In the past week a new splinter faction of Tehreek-e-Taliban Pakistan (TTP) emerged. Claiming that the present leadership is pursuing “personal and narrow objectives”, the Jamat-ul-Ahrar is composed of key commanders with Maulana Qasim Khurasani as the new Ameer. The splintering of an already porous group means that the government and the military cannot stick to a blanket policy when it comes to militants, a fact that the past stands witness to. If nothing else, the foiled attack on 14 august at two airbases tells us that the TTP won’t go quietly into the night. After an ominous silence during Operation Zarb-e-Azb, the attack is being viewed as the first of many expected retaliatory strikes. Interestingly, first, a little-know group known as the Fidayeen-i-Islam claimed responsibility for the Quetta attacks. Subsequently the Mohmand Agency’s TTP chapter said that the attack was carried out by them, with assistance from militants from the Islamic Movement of Uzbekistan. This follows a similar pattern; while the government was engaged in negotiations during a ceasefire agreed between them and the Taliban, attacks were carried out in the Islamabad district court and an FC check post in Hangu district of Khyber Pakhtunkhwa. Responsibility was claimed by two previously unknown groups; Ahrar-ul-Hind and Ansar-ul-Mujahidin, claiming that the TTP was compromising on key issues. It is becoming increasingly common that as the government nears a conclusion to its engagement with one group, another virtually unknown group mounts an offensive.

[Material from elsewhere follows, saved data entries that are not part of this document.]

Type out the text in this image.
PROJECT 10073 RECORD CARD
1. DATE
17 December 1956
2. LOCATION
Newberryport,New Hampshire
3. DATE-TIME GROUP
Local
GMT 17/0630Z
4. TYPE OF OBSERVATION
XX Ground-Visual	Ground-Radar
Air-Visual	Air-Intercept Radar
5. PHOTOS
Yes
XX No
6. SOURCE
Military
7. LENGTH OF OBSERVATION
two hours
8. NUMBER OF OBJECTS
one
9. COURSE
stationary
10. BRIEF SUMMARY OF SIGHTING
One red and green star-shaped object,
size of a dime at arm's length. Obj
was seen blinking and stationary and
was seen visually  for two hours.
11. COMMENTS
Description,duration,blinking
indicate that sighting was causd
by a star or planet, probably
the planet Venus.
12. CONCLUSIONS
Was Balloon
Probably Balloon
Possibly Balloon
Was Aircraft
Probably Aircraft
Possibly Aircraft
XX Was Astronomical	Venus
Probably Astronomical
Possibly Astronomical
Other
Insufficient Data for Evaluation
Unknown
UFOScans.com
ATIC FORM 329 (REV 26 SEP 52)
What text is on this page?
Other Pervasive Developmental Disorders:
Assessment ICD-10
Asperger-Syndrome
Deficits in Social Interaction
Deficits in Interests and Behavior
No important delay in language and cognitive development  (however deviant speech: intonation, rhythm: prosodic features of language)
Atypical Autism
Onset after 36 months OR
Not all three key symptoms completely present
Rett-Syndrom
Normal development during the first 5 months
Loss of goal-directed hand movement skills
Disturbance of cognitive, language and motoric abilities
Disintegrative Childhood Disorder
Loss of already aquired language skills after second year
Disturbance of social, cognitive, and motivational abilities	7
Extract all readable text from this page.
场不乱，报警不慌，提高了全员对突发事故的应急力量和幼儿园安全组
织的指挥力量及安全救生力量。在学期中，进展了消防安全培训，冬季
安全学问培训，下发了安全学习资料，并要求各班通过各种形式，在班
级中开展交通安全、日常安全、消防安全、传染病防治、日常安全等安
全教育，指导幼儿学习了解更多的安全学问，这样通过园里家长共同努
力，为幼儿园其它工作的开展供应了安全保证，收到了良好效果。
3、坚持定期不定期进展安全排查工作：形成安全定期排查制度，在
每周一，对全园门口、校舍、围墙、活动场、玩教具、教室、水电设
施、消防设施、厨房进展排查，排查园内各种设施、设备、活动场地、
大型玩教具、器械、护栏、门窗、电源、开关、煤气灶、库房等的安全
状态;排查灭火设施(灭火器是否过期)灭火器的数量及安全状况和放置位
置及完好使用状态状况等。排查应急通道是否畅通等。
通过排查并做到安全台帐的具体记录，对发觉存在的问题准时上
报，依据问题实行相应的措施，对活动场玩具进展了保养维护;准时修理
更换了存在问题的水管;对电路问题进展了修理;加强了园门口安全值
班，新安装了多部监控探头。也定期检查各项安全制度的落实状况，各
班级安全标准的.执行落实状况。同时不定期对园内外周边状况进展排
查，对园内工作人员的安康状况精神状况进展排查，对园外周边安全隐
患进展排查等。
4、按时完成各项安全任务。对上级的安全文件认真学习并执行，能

The emergence of Jamat-ul-Ahrar has a couple of important implications. Firstly, this new group will be more decisive and violent, seeing that it has a clear objective in sight and all the dissidents are gone. Secondly, while the military might be relieved, since it won’t be presented with a united front, a long term solution might be more elusive as no one proposal will be acceptable to all factions. Finally, it is a test for the intelligence agencies, as the attack on Islamabad and Hangu showed, smaller groups can fly under the radar and unless effectively monitored, can strike despite broad security arrangements.